Keep your comments to yourself


By Cliff Moore, Account Director, Deep South Media

Cliff 2It was a good point well made… that people who comment on stories on newspaper websites do not represent the views of the majority.

Step forward and take a bow Kevin Ward, editor of regional daily the South Wales Argus, who has hit out at the intolerance and bigotry often contained within such comments.

Even citing his own newspaper as an example, Kevin rails in his Editor’s Chair column against the dismal diatribes posted by the generally anonymous contributors who hide behind pseudonyms to peddle their vicious views.

He is exactly right in his suggestion that we should not use the internet ‘as a barometer of public opinion’.

It is probably precisely the opposite.

The internet is inhabited by all sorts of nasties, trolls, nutcases with personal agendas, nutcases with impersonal agendas, crazies, weirdos, idiots, fools, misfits, the simple minded, halfwits, blockheads, clods, the depraved, bigots, racists, perverts (I could go on)….

And that leaves, cowering somewhere in the corner hoping not to be spotted, the right-minded members of society, the man on the Clapham omnibus, the reasonable, the humane, the helpful…

These are the people in the vast majority. The others, the minority, simple shout the loudest in airing their often obnoxious opinions

There is little chance, therefore, that any internet forum – be it on a newspaper website or elsewhere – will remain sensible.

In an ideal world, comments would be supportive and helpful, perhaps bulking out the initial story with extra information, observations and constructive criticism.
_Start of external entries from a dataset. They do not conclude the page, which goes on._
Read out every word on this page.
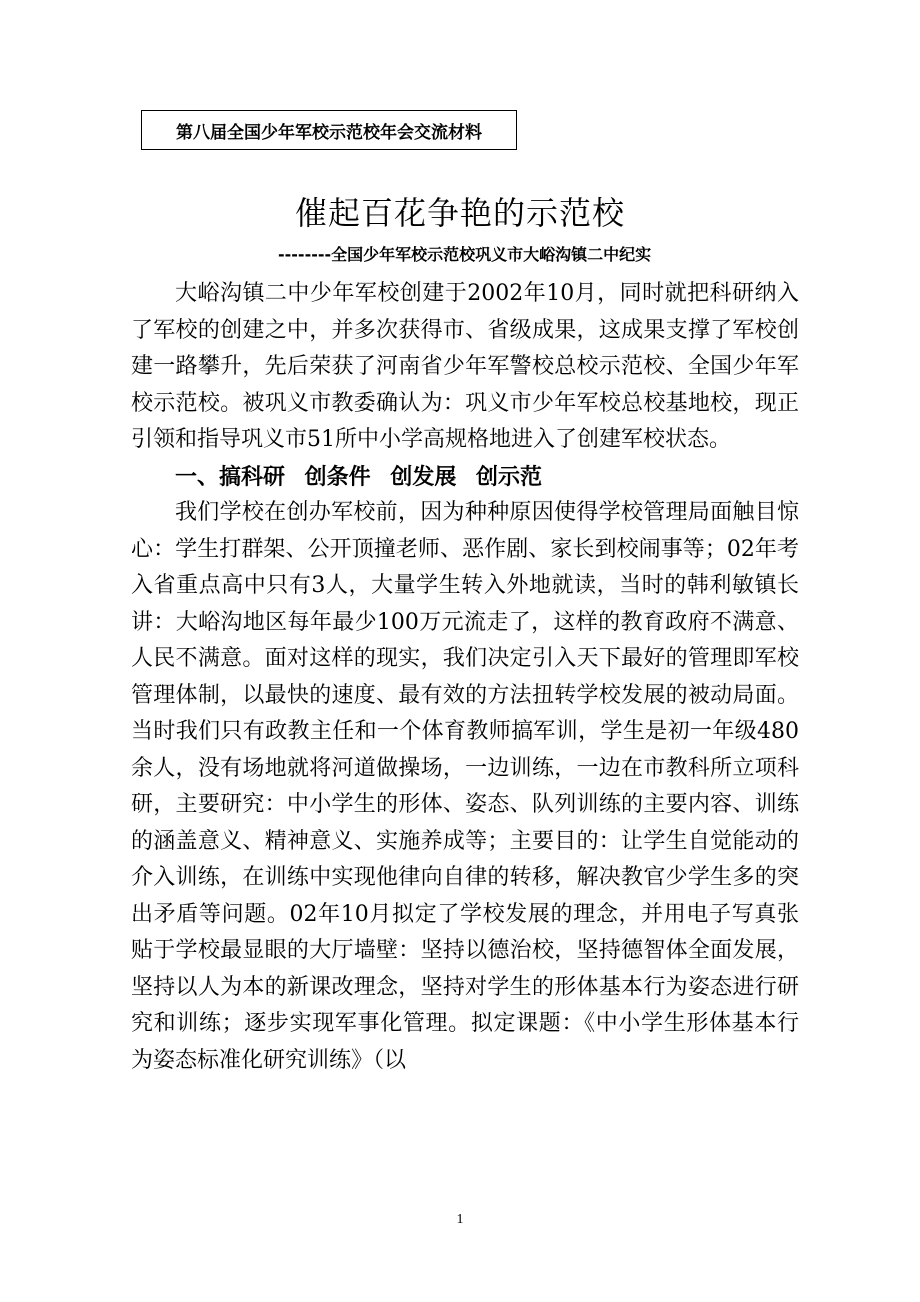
第八届全国少年军校示范校年会交流材料
催起百花争艳的示范校
--------全国少年军校示范校巩义市大峪沟镇二中纪实

大峪沟镇二中少年军校创建于2002年10月，同时就把科研纳入了军校的创建之中，并多次获得市、省级成果，这成果支撑了军校创建一路攀升，先后荣获了河南省少年军警校总校示范校、全国少年军校示范校。被巩义市教委确认为：巩义市少年军校总校基地校，现正引领和指导巩义市51所中小学高规格地进入了创建军校状态。

一、搞科研 创条件 创发展 创示范

我们学校在创办军校前，因为种种原因使得学校管理局面触目惊心：学生打群架、公开顶撞老师、恶作剧、家长到校闹事等；02年考入省重点高中只有3人，大量学生转入外地就读，当时的韩利敏镇长讲：大峪沟地区每年最少100万元流走了，这样的教育政府不满意、人民不满意。面对这样的现实，我们决定引入天下最好的管理即军校管理体制，以最快的速度、最有效的方法扭转学校发展的被动局面。当时我们只有政教主任和一个体育教师搞军训，学生是初一年级480余人，没有场地就将河道做操场，一边训练，一边在市教科所立项科研，主要研究：中小学生的形体、姿态、队列训练的主要内容、训练的涵盖意义、精神意义、实施养成等；主要目的：让学生自觉能动的介入训练，在训练中实现他律向自律的转移，解决教官少学生多的突出矛盾等问题。02年10月拟定了学校发展的理念，并用电子写真张贴于学校最显眼的大厅墙壁：坚持以德治校，坚持德智体全面发展，坚持以人为本的新课改理念，坚持对学生的形体基本行为姿态进行研究和训练；逐步实现军事化管理。拟定课题：《中小学生形体基本行为姿态标准化研究训练》（以

1
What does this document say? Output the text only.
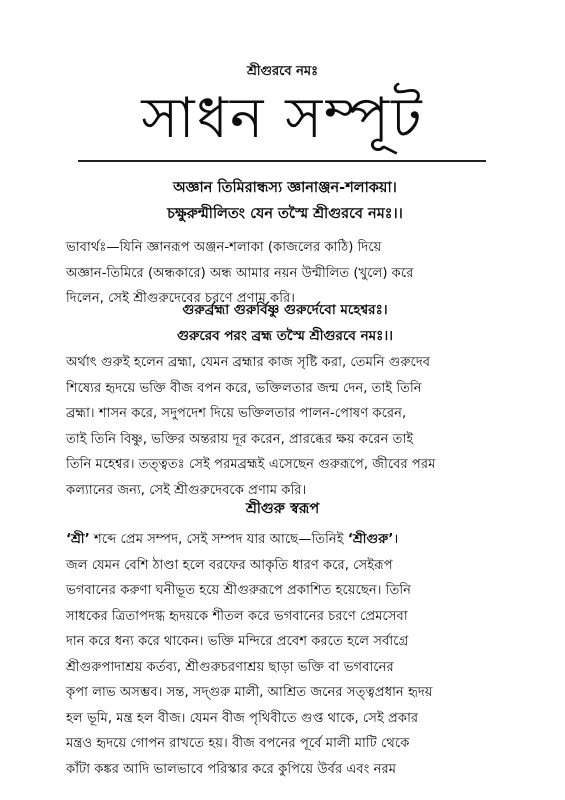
শ্রীগুরবে নমঃ
সাধন সম্পূট
অজ্ঞান তিমিরান্ধস্য জ্ঞানাঞ্জন-শলাকয়া।
চক্ষুরুন্মীলিতং যেন তস্মৈ শ্রীগুরবে নমঃ।।
ভাবার্থঃ—যিনি জ্ঞানরূপ অঞ্জন-শলাকা (কাজলের কাঠি) দিয়ে
অজ্ঞান-তিমিরে (অন্ধকারে) অন্ধ আমার নয়ন উন্মীলিত (খুলে) করে
দিলেন, সেই শ্রীগুরুদেবের চরণে প্রণাম করি।
গুরুর্ব্রহ্মা গুরুর্বিষ্ণু গুরুর্দেবো মহেশ্বরঃ।
গুরুরেব পরং ব্রহ্ম তস্মৈ শ্রীগুরবে নমঃ।।
অর্থাৎ গুরুই হলেন ব্রহ্মা, যেমন ব্রহ্মার কাজ সৃষ্টি করা, তেমনি গুরুদেব
শিষ্যের হৃদয়ে ভক্তি বীজ বপন করে, ভক্তিলতার জন্ম দেন, তাই তিনি
ব্রহ্মা। শাসন করে, সদুপদেশ দিয়ে ভক্তিলতার পালন-পোষণ করেন,
তাই তিনি বিষ্ণু, ভক্তির অন্তরায় দূর করেন, প্রারব্ধের ক্ষয় করেন তাই
তিনি মহেশ্বর। তত্ত্বতঃ সেই পরমব্রহ্মই এসেছেন গুরুরূপে, জীবের পরম
কল্যানের জন্য, সেই শ্রীগুরুদেবকে প্রণাম করি।
শ্রীগুরু স্বরূপ
‘শ্রী’ শব্দে প্রেম সম্পদ, সেই সম্পদ যার আছে—তিনিই ‘শ্রীগুরু’।
জল যেমন বেশি ঠাণ্ডা হলে বরফের আকৃতি ধারণ করে, সেইরূপ
ভগবানের করুণা ঘনীভূত হয়ে শ্রীগুরুরূপে প্রকাশিত হয়েছেন। তিনি
সাধকের ত্রিতাপদগ্ধ হৃদয়কে শীতল করে ভগবানের চরণে প্রেমসেবা
দান করে ধন্য করে থাকেন। ভক্তি মন্দিরে প্রবেশ করতে হলে সর্বাগ্রে
শ্রীগুরুপাদাশ্রয় কর্তব্য, শ্রীগুরুচরণাশ্রয় ছাড়া ভক্তি বা ভগবানের
কৃপা লাভ অসম্ভব। সন্ত, সদ্গুরু মালী, আশ্রিত জনের সত্ত্বপ্রধান হৃদয়
হল ভূমি, মন্ত্র হল বীজ। যেমন বীজ পৃথিবীতে গুপ্ত থাকে, সেই প্রকার
মন্ত্রও হৃদয়ে গোপন রাখতে হয়। বীজ বপনের পূর্বে মালী মাটি থেকে
কাঁটা কঙ্কর আদি ভালভাবে পরিস্কার করে কুপিয়ে উর্বর এবং নরম
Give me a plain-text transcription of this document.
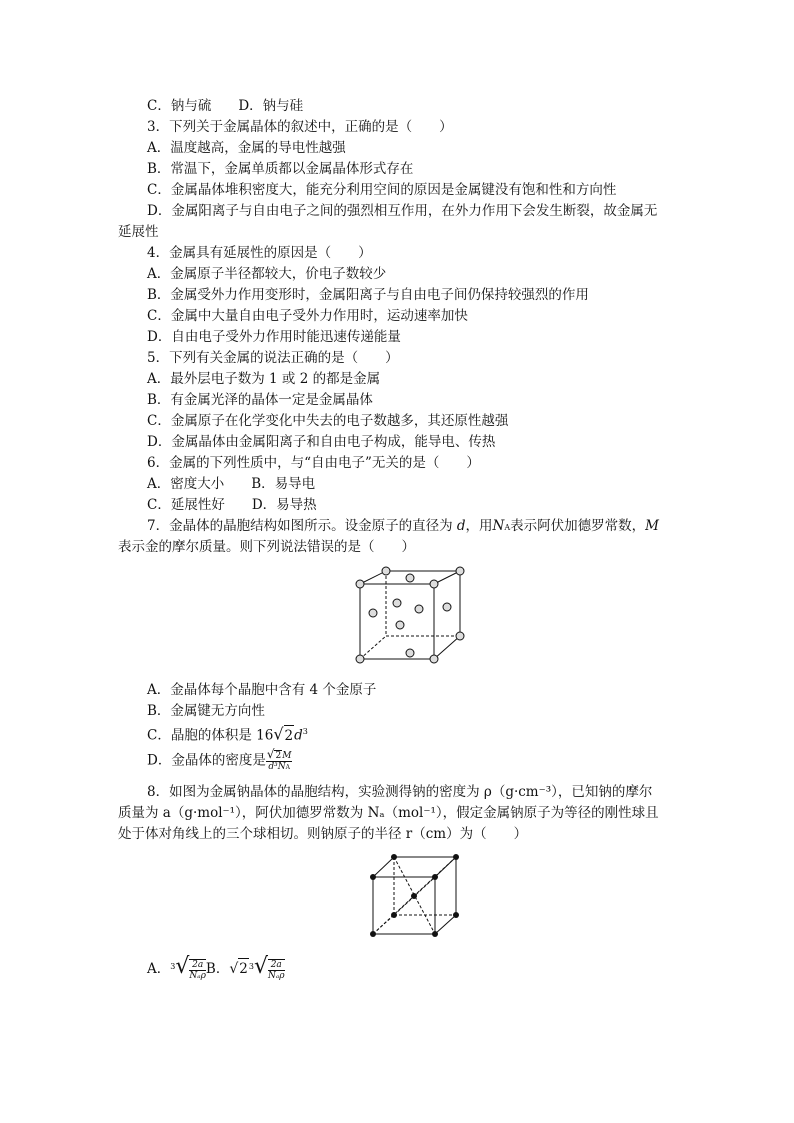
C．钠与硫　　D．钠与硅
3．下列关于金属晶体的叙述中，正确的是（　　）
A．温度越高，金属的导电性越强
B．常温下，金属单质都以金属晶体形式存在
C．金属晶体堆积密度大，能充分利用空间的原因是金属键没有饱和性和方向性
D．金属阳离子与自由电子之间的强烈相互作用，在外力作用下会发生断裂，故金属无
延展性
4．金属具有延展性的原因是（　　）
A．金属原子半径都较大，价电子数较少
B．金属受外力作用变形时，金属阳离子与自由电子间仍保持较强烈的作用
C．金属中大量自由电子受外力作用时，运动速率加快
D．自由电子受外力作用时能迅速传递能量
5．下列有关金属的说法正确的是（　　）
A．最外层电子数为 1 或 2 的都是金属
B．有金属光泽的晶体一定是金属晶体
C．金属原子在化学变化中失去的电子数越多，其还原性越强
D．金属晶体由金属阳离子和自由电子构成，能导电、传热
6．金属的下列性质中，与“自由电子”无关的是（　　）
A．密度大小　　B．易导电
C．延展性好　　D．易导热
7．金晶体的晶胞结构如图所示。设金原子的直径为 d，用NA表示阿伏加德罗常数，M
表示金的摩尔质量。则下列说法错误的是（　　）
A．金晶体每个晶胞中含有 4 个金原子
B．金属键无方向性
C．晶胞的体积是 $16√2d^3$
D．金晶体的密度是 $\frac{√2M}{\text{d³NA}}$
8．如图为金属钠晶体的晶胞结构，实验测得钠的密度为 ρ（g·cm⁻³），已知钠的摩尔
质量为 a（g·mol⁻¹），阿伏加德罗常数为 Nₐ（mol⁻¹），假定金属钠原子为等径的刚性球且
处于体对角线上的三个球相切。则钠原子的半径 r（cm）为（　　）
A．$^3√ \frac{2a}{\text{Nₐρ}}$ B．$√2^3√ \frac{2a}{\text{Nₐρ}}$
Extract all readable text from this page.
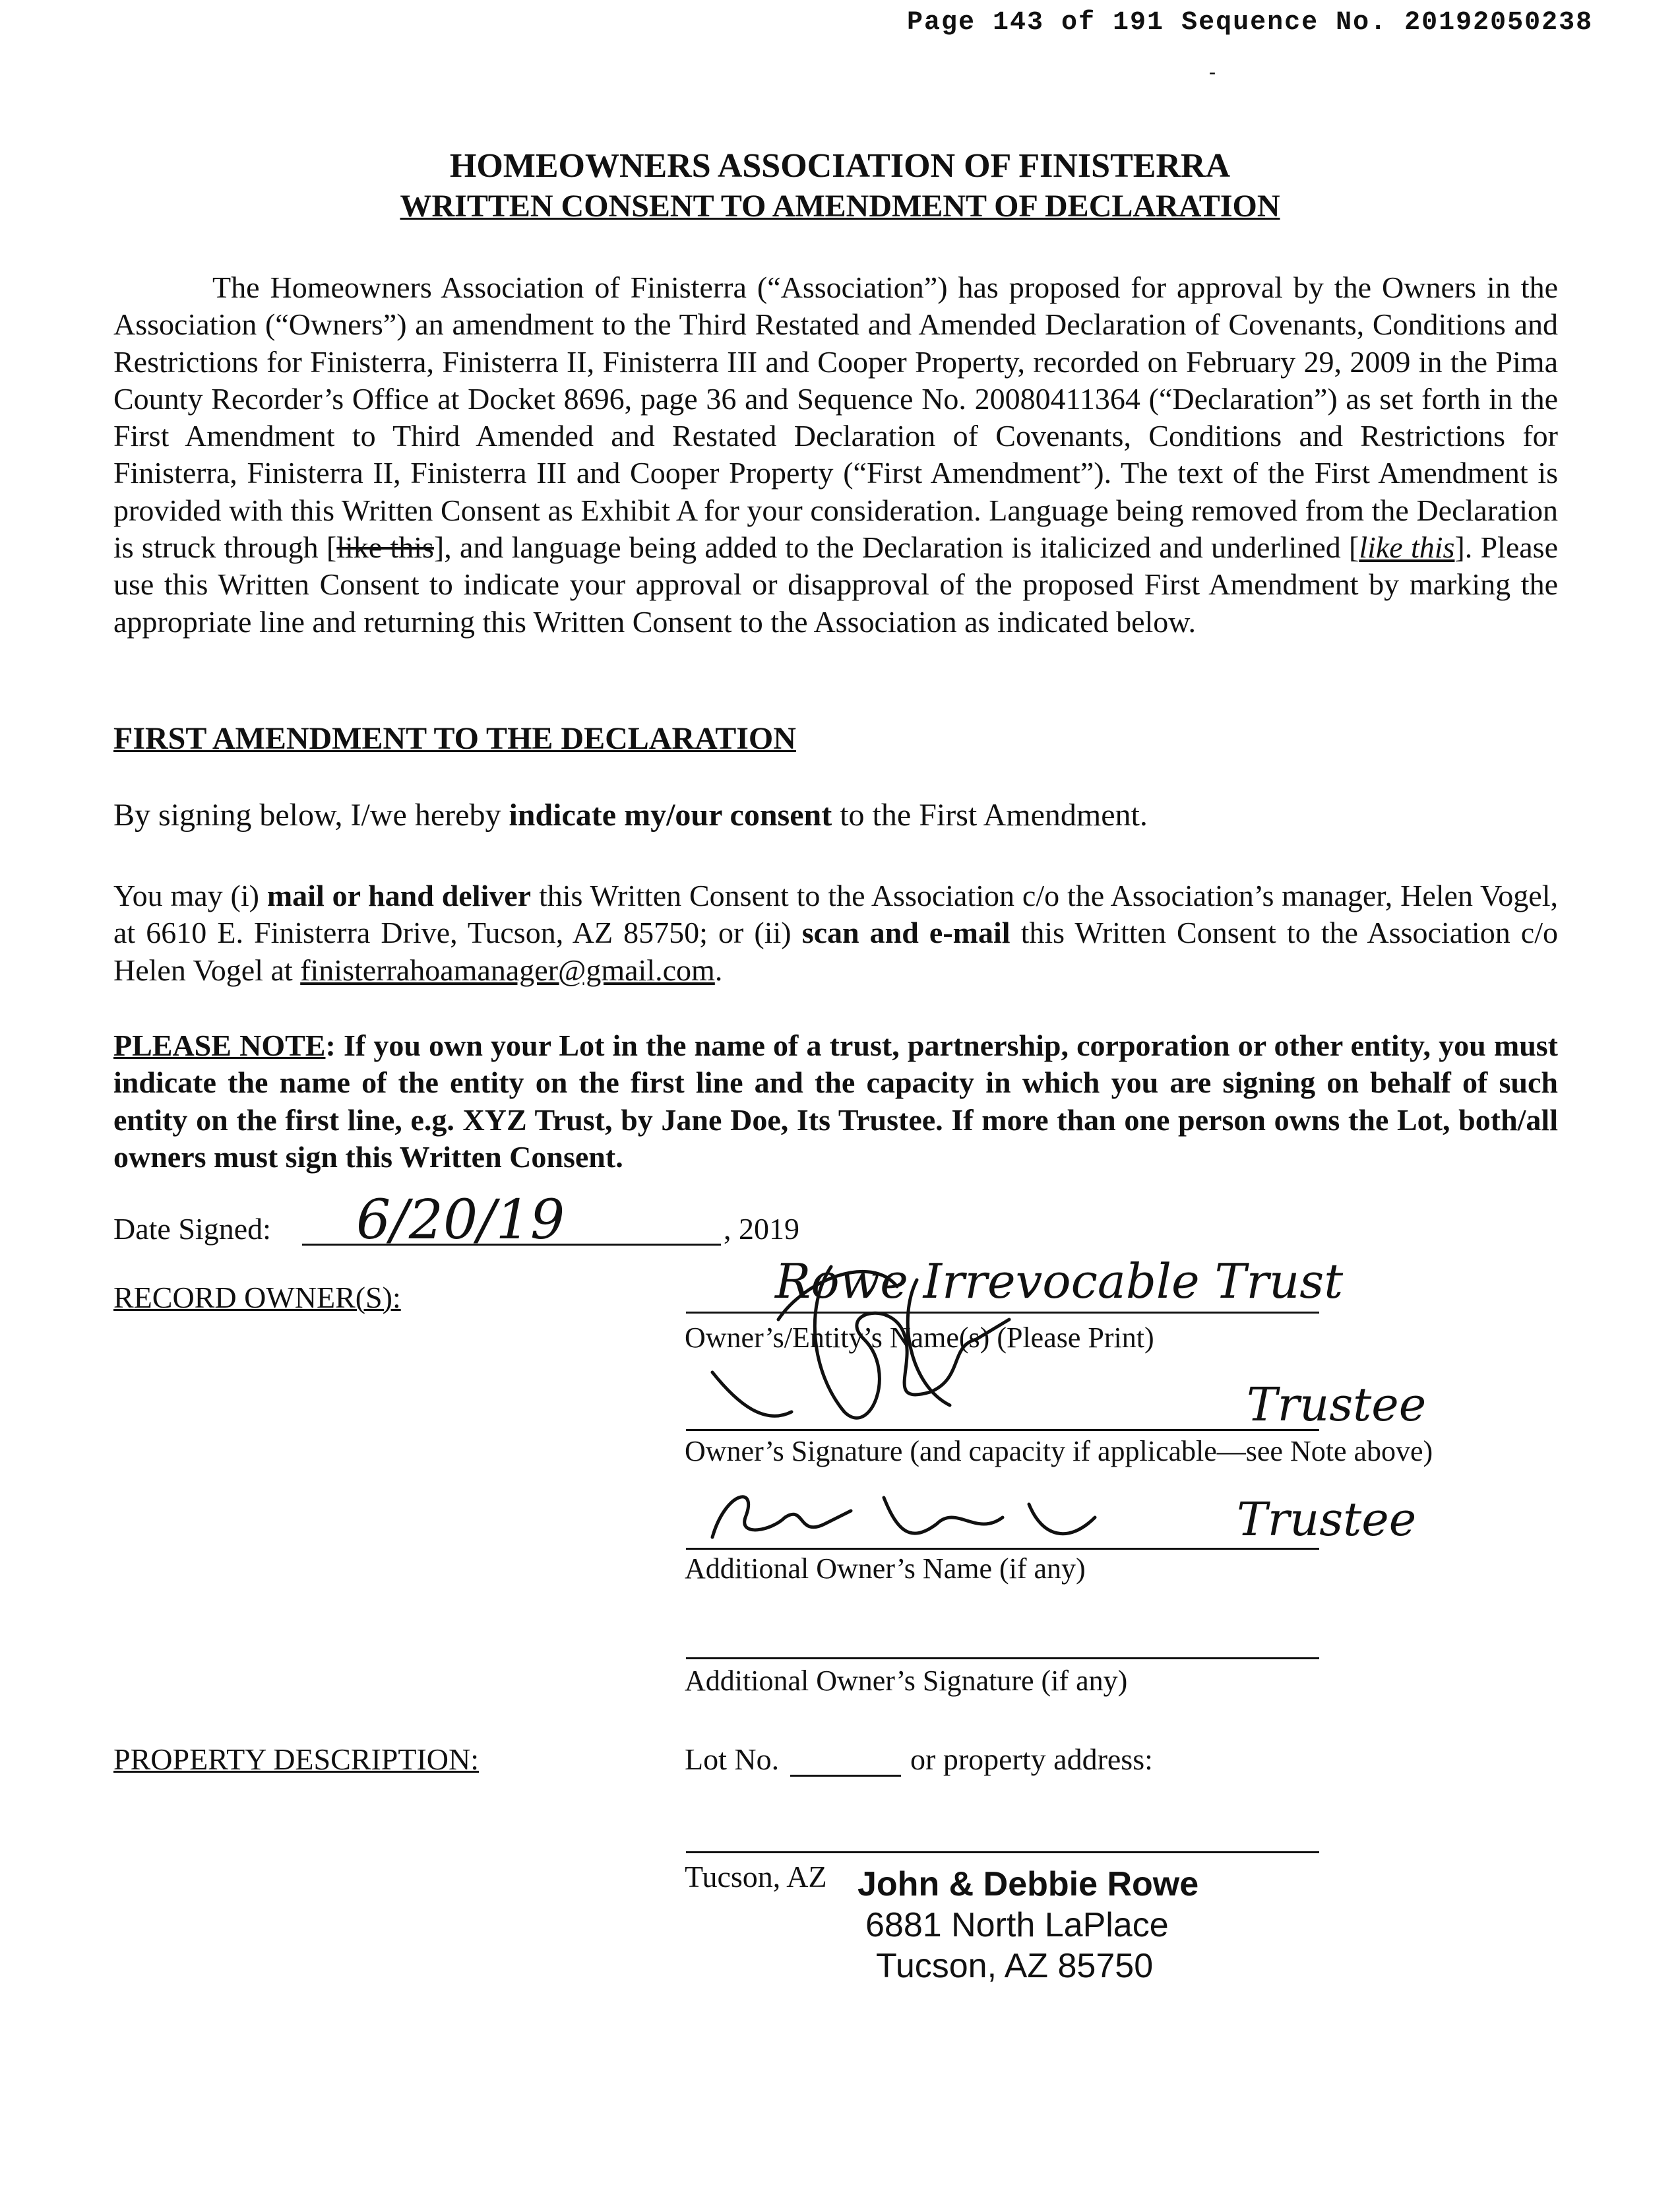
Page 143 of 191 Sequence No. 20192050238
-
HOMEOWNERS ASSOCIATION OF FINISTERRA
WRITTEN CONSENT TO AMENDMENT OF DECLARATION
The Homeowners Association of Finisterra (“Association”) has proposed for approval by the Owners in the Association (“Owners”) an amendment to the Third Restated and Amended Declaration of Covenants, Conditions and Restrictions for Finisterra, Finisterra II, Finisterra III and Cooper Property, recorded on February 29, 2009 in the Pima County Recorder’s Office at Docket 8696, page 36 and Sequence No. 20080411364 (“Declaration”) as set forth in the First Amendment to Third Amended and Restated Declaration of Covenants, Conditions and Restrictions for Finisterra, Finisterra II, Finisterra III and Cooper Property (“First Amendment”). The text of the First Amendment is provided with this Written Consent as Exhibit A for your consideration. Language being removed from the Declaration is struck through [like this], and language being added to the Declaration is italicized and underlined [like this]. Please use this Written Consent to indicate your approval or disapproval of the proposed First Amendment by marking the appropriate line and returning this Written Consent to the Association as indicated below.
FIRST AMENDMENT TO THE DECLARATION
By signing below, I/we hereby indicate my/our consent to the First Amendment.
You may (i) mail or hand deliver this Written Consent to the Association c/o the Association’s manager, Helen Vogel, at 6610 E. Finisterra Drive, Tucson, AZ 85750; or (ii) scan and e-mail this Written Consent to the Association c/o Helen Vogel at finisterrahoamanager@gmail.com.
PLEASE NOTE: If you own your Lot in the name of a trust, partnership, corporation or other entity, you must indicate the name of the entity on the first line and the capacity in which you are signing on behalf of such entity on the first line, e.g. XYZ Trust, by Jane Doe, Its Trustee. If more than one person owns the Lot, both/all owners must sign this Written Consent.
Date Signed: 6/20/19	, 2019
RECORD OWNER(S):	Rowe Irrevocable Trust
Owner’s/Entity’s Name(s) (Please Print)
Trustee
Owner’s Signature (and capacity if applicable—see Note above)
Trustee
Additional Owner’s Name (if any)
Additional Owner’s Signature (if any)
PROPERTY DESCRIPTION:	Lot No.	or property address:
Tucson, AZ John & Debbie Rowe
6881 North LaPlace
Tucson, AZ 85750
And, occasionally, they can inject a welcome dose of humour.

However, while comments on articles may routinely begin in a sane manner it is highly likely they soon will be hijacked and taken over by the splenetic keyboard warriors.

And these trolls don’t care about the sensitivity of the stories upon which they leave their vile views – deaths and tragedies are just as prone to infiltration as any other subject.

It brings back memories of a previous incarnation of mine at a daily newspaper office where one of my tasks was to redact comments from the website to publish in the paper.

What a struggle it was. The vile, the idiotic, the libellous and the racist comments had to be rejected. Then those who had plainly misunderstood the story and whose comments were therefore plain wrong would have to go.

Then comments completely unconnected with the original article would go down the pan, followed by contributors using comedy names such as Hugh Jarse (but much worse, believe me) biting the dust.

Finally those whose previous online behaviour had led them to be banned by the paper would try and worm their way back in with a new ID and email address and would have to be filtered out.

Some days that didn’t leave a lot.

And it does make me wonder, even in this social media age of fast-moving and increasing immediacy, whether it is worth bothering with comments from readers on any stories at all.

Newspapers tolerate them because they offer some sort of connection with readers.

They also can be a handy tool (along with Facebook and Twitter) for beleaguered newsdesks to garner information on fast-developing stories (such as identity of crash victims).

However, for my part, I would rather just read and digest the article and move on to the next one. I don’t really care what anyone else thinks about it.